This editorial by Prof. Bowen was published in the News Leader (Staunton VA: May 30, 2007): A9.
by Gordon L. Bowen, Ph.D.
(Professor, Dept. of Political Science, Mary Baldwin College, Staunton VA 24401)
Since it sometimes is difficult to read every word of a scanned article (as above), here is a clear copy of the original version of this editorial for readers' reference:
Memorial Day weekend at Virginia Beach's waterfront conveyed a message this year. For this special occasion, four by eight foot poster essays written by local area high school students hung from lampposts on each block. Each depicted one of America's greatest battles, from Revolutionary War days to 9/11 and beyond. The "Remember our Heroes" theme added appropriate dignity to a boardwalk alive with jogging sailors, Marines, their families, and throngs of plain old tourists like myself. The vibrant diversity of our evolving nation was energizing, and only the occasional screaming fighter jet overhead could interrupt this picture-perfect atmosphere to remind all that the time of heroes resides in the present as well as in the commemorated past.
Yet, American patience with the current war has grown thin, we are told. In late May, a CBS/New York Times poll tallied nearly three times more disapproval (72 percent) than approval (23 percent) for President Bush's handling of Iraq. That same poll also reported the public more to disapprove his handling of the wider campaign against terrorism (52 percent) than to approve it (42 percent).
Meanwhile, Islamist terrorists worldwide remain at war with us, and not just overseas. A former sniper from Kosovo, Agron Abdullahu, and five other long-term U.S. Muslim residents of Cherry Hill, NJ, were jailed on May 8th for plotting an attack on Fort Dix. Found among their effects were maps of the base, radical Islamist literature, weapons, and videos. Some were tapes of Osama bin Laden's sermons, while others depicted cell members practicing with automatic weapons, shouting out praise for violent jihad (holy war) against the U.S. The group, which included not just former Yugoslav Muslims but a Jordanian and a naturalized Turk, had honed their tactical skills "playing" paintball in the New Jersey woods and firing weapons in the Pocono Mountains of Pennsylvania. This is another face of our evolving enemy: "self-starter" cells of terrorists already in our midst, inspired but not directed by Al Qaeda, unified not by nationality but by a shared Islamist ideology. Neither heightened air travel inspections nor greater efforts at border security will stop these types of threats: only a vigilant public paired with a teamwork approach to homeland security will. The authorities got wind of this plot from this new sort of needed American hero: a video store employee who grew suspicious when he saw a tape the group had asked him to dub onto a DVD.

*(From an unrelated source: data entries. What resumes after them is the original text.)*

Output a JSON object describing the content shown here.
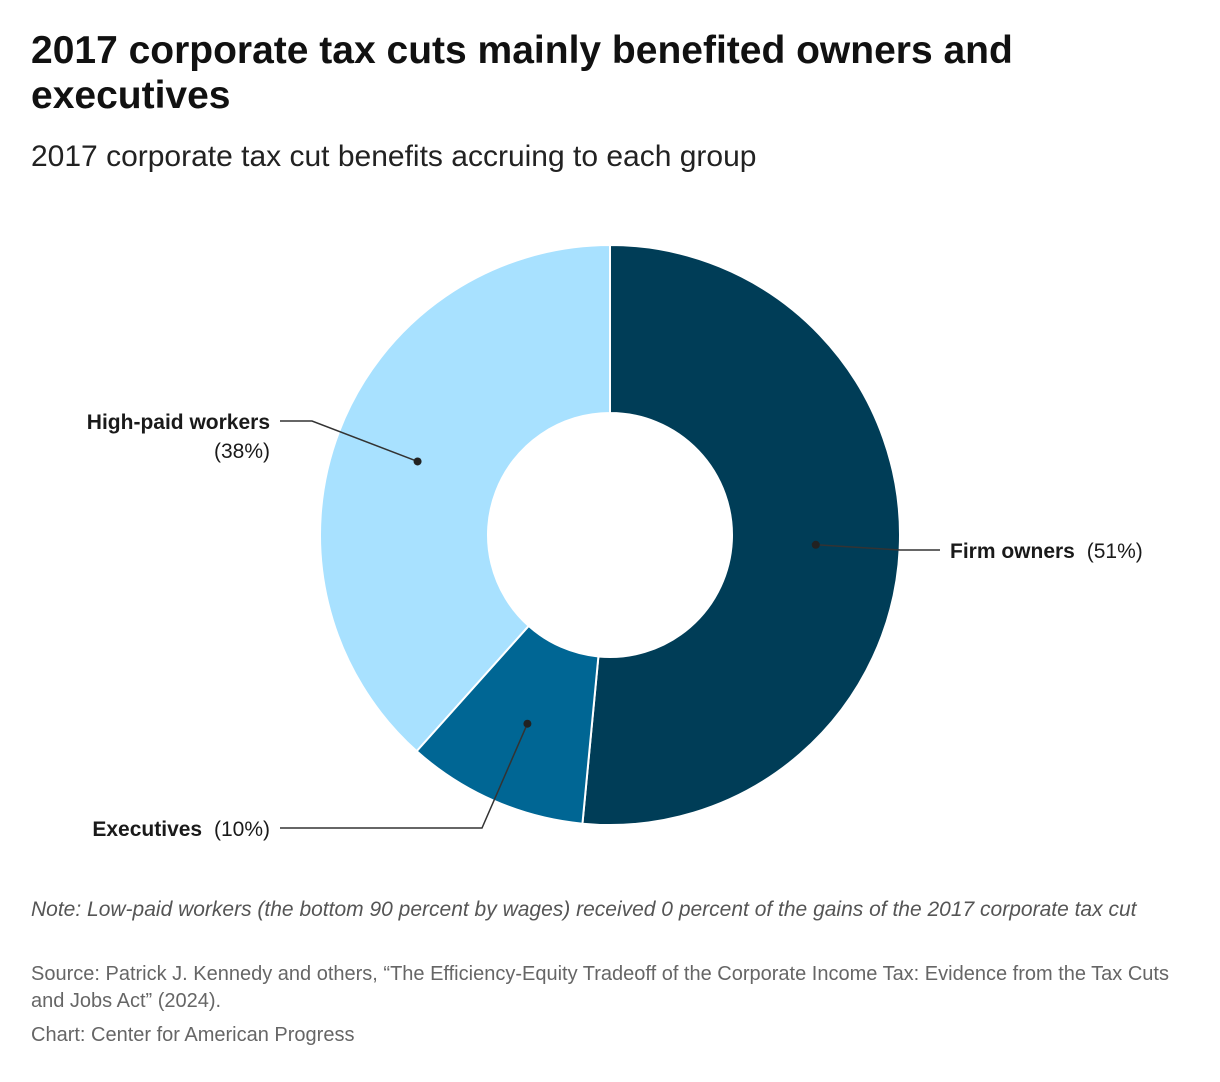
{
  "title": "2017 corporate tax cuts mainly benefited owners and executives",
  "subtitle": "2017 corporate tax cut benefits accruing to each group",
  "note": "Note: Low-paid workers (the bottom 90 percent by wages) received 0 percent of the gains of the 2017 corporate tax cut",
  "source": "Source: Patrick J. Kennedy and others, “The Efficiency-Equity Tradeoff of the Corporate Income Tax: Evidence from the Tax Cuts and Jobs Act” (2024).",
  "credit": "Chart: Center for American Progress",
  "chart_data": {
    "type": "pie",
    "variant": "donut",
    "start": "12 o'clock",
    "direction": "clockwise",
    "slices": [
      {
        "label": "Firm owners",
        "value": 51,
        "value_label": "(51%)",
        "color": "#003d57"
      },
      {
        "label": "Executives",
        "value": 10,
        "value_label": "(10%)",
        "color": "#006694"
      },
      {
        "label": "High-paid workers",
        "value": 38,
        "value_label": "(38%)",
        "color": "#a8e1ff"
      }
    ]
  }
}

Among some of the war weary, however, a different sort now poses as a hero. The anti-war organization ANSWER has thrown its support behind Sami al-Arian, the former University of South Florida computer science professor who has refused to answer an Alexandria, Virginia grand jury's questions about the activities of the International Institute of Islamic Thought in Herndon, Va.. Al-Arian once received funding through that Institute, and in May 2006 he entered a guilty plea, and was given a 57 month federal jail sentence, for conspiring to aid the Islamist terror organization Palestinian Islamic Jihad. (His 2005-06 trial also led a Florida jury to acquit him on other charges). From January to April 2007, al-Arian went on a hunger strike to protest being coerced to give testimony against his fellow Islamists, and on February 14, 2007, he was transferred to a federal prison hospital in Butner, North Carolina as he lost 50-plus lbs. on that since-ended fast. In the months since, the U.S. Court of Appeals and other federal courts have refused to end al-Arian's contempt-of-court jailing, the effect of which may extend his incarceration indefinitely. Al-Arian, a man who admitted he conspired to aid terrorists, a man who the sentencing judge referred to as a "liar" as he sentenced him last year, this is the type fellow who the anti-war champion ANSWER now calls a hero. Its banner flew beside those of the Muslim American Society and the American Muslim Alliance in a pro-Al-Arian protest outside the Justice Department earlier this year.
One year ago this week, I interviewed some of the men for whom Sami Al-Arian raised money. The setting was a maximum security prison in the Middle East, and the fellow from Palestinian Islamic Jihad I spoke with was, like Prof. Al-Arian, soft-spoken and well educated. He also was a convicted murderer of civilians. I asked him if, as part of a final settlement, he would accept peace with non-Muslims in exchange for security and self-rule. With a look every bit as engaging as the PR-conscious Al-Arian and his team of lawyers, the man looked me straight in the eye and calmly said "no."
The war weary among us need to appreciate that while their spirit lags, and while their desire for revenge dissipates as 9/11 morphs into memorial posters and holiday rituals, the same is not true of our enemy.